Yesterday’s encounters set expectations very high for passengers, with many of them being eager blog followers and orca enthusiasts. Our first wildlife encounter was with pilot whales which took us by surprise as we were in pursuits of orca blows, dorsal fins, and oil slicks on the horizon!! All morning we passed small slicks, the orca always that little bit too far off in the distance, birds swirling from above, anticipating predatory action….and did we get action!!
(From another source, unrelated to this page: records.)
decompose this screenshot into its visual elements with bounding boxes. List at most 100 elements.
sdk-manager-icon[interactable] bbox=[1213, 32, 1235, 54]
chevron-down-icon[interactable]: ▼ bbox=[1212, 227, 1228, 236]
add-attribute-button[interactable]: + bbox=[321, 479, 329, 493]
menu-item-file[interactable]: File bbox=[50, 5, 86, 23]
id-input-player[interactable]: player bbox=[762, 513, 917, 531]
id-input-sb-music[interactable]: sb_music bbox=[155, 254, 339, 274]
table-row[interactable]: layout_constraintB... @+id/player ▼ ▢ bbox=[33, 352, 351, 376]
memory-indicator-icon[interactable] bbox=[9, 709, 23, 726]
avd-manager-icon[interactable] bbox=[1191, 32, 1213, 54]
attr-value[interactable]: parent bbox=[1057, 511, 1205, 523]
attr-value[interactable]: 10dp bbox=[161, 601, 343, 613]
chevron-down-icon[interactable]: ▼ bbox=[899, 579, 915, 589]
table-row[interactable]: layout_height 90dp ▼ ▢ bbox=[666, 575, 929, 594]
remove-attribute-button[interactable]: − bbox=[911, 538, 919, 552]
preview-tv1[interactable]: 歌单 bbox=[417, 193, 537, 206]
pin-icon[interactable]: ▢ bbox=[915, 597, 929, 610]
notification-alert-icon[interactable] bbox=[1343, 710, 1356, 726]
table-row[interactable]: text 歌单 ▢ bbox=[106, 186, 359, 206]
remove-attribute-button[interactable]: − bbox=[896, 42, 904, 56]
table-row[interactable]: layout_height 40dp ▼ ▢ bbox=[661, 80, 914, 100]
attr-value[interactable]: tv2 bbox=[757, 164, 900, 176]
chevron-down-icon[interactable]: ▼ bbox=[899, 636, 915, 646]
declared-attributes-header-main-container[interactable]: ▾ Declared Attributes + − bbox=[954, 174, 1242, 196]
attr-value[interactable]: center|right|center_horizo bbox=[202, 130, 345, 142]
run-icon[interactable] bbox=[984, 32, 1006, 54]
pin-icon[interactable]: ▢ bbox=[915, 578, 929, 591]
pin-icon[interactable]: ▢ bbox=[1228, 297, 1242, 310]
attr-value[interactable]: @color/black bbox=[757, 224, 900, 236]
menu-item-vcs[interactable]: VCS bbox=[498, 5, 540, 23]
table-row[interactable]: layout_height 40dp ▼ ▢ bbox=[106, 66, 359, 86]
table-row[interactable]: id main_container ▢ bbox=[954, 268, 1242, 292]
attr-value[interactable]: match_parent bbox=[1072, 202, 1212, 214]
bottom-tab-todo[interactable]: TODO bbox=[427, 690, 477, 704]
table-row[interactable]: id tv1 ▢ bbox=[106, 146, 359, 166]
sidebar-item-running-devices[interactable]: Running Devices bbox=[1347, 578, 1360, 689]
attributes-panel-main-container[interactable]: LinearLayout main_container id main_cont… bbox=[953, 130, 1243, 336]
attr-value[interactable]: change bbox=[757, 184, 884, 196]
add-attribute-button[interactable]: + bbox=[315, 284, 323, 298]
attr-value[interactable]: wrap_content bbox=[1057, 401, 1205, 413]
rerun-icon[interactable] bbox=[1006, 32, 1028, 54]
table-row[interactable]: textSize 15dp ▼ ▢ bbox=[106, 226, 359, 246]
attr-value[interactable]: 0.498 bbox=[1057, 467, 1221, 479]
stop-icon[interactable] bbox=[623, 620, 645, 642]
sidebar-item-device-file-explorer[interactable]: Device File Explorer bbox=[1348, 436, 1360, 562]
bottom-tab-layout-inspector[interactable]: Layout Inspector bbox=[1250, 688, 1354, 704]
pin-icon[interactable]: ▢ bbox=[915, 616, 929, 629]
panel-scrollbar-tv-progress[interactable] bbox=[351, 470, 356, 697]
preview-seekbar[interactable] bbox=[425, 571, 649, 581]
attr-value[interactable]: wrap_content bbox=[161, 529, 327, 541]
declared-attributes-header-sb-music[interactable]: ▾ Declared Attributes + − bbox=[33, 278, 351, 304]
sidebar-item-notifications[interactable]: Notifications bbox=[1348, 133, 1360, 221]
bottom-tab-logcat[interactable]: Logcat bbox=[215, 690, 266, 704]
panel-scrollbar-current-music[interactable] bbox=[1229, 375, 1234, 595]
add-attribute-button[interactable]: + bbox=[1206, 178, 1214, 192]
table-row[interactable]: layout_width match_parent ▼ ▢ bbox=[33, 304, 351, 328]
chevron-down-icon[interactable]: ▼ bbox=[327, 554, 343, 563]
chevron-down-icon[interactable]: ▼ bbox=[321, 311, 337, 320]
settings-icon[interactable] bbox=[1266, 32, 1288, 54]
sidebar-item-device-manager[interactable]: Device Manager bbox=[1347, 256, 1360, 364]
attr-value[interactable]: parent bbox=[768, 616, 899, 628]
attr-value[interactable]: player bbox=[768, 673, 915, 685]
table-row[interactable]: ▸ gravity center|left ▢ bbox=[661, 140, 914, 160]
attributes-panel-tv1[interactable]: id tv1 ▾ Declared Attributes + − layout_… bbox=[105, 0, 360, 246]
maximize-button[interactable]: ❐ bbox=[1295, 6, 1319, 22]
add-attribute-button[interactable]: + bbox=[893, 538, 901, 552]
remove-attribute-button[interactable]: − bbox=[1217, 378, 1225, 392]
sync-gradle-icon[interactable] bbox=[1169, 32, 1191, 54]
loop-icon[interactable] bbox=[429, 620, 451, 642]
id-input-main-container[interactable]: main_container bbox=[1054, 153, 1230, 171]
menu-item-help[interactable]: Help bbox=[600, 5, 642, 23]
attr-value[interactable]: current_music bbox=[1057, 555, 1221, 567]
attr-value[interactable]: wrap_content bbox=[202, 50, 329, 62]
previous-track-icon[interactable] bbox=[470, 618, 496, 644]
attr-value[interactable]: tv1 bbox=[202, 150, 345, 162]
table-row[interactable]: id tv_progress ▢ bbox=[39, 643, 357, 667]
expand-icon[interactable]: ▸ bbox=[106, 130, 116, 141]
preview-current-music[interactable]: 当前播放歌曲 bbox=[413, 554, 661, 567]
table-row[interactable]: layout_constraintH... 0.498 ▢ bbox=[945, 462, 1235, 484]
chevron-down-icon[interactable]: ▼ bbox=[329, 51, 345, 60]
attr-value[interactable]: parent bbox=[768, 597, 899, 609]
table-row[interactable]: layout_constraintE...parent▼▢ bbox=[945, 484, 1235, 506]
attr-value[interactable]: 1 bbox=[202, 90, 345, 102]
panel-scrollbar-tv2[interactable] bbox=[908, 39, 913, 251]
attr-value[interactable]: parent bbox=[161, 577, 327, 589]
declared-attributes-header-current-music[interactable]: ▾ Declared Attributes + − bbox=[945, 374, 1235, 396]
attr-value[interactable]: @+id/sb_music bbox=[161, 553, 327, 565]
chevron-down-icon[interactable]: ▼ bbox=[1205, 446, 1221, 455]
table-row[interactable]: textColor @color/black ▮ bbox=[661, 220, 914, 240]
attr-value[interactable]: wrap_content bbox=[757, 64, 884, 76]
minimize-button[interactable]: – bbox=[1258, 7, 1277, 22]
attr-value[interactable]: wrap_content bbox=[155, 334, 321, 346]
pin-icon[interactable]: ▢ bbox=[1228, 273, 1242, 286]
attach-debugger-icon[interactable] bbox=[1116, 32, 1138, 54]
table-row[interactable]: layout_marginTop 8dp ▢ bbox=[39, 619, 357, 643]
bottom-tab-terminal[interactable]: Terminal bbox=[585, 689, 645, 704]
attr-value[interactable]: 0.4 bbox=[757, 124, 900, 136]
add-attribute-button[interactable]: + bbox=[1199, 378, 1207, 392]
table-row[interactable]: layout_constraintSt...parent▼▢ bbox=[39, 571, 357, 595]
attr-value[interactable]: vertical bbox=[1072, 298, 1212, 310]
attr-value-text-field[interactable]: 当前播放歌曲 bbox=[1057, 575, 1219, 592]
The orca began to surge, at a distance still too far away to identify which pods were present. As we came closer, we realised that they were uncommon individuals to the hotspot, who we encounter only a few times a season including males Kai, Fue, Moon and Irwin. Nearly every day we get asked where the orca go after April when the season ends, and this pod which seem to be more transient in nature in comparison to other pods which we encounter every day, were last spotted off Augusta by crew members. Sighting them again at the hotspot after subsequent years, despite knowing they travel elsewhere reinforces that these late summer months provide ideal conditions for the orca in the area and are the perfect time for sighting these magical animals in their natural habitat. Significantly, although this pod is not as well-known as others, they were also involved in the latest blue whale predation recorded at the Canyon! That is no wonder considering what was witnessed after an hour of following constant surges through the choppy swell, the orca gaining power and speed with every incoming wave. When the breaches began, we knew we were about to be involved in something special…
A passenger exclaimed, “there’s blood in the water up ahead!”. The distinct, organic smell of mammalian oil was thick in the air and swept all around us as we descended on an area of ocean which had been contaminated with the insides of a whale – a southern bottlenose whale, whose predators have been previously described to be ‘probably killer whales but with no prior information’. Infront of us was the stone, cold evidence. Tens of shearwaters tore through the air above, albatross fleetingly grappling at the bloody surface for their chance at a piece of meat. More than 35 from at least four pods, from every direction steamed into our immediate view, casting cascades of rainbows with their blows juxtaposing the fierce scene of the whale which had been skinned and whose carcass was being passed around between family groups. We watched on entranced by nature in its full force, merely metres from our eyes and spellbound by the orca who had so clearly coordinated this successful hunt and whose family orientated nature was so inclined to sharing their kill rather than territorially fighting each other off. It’s not every day you find yourself immersed infront of the power of countless apex predators, literally witnessing the cycle of life, but today was that day!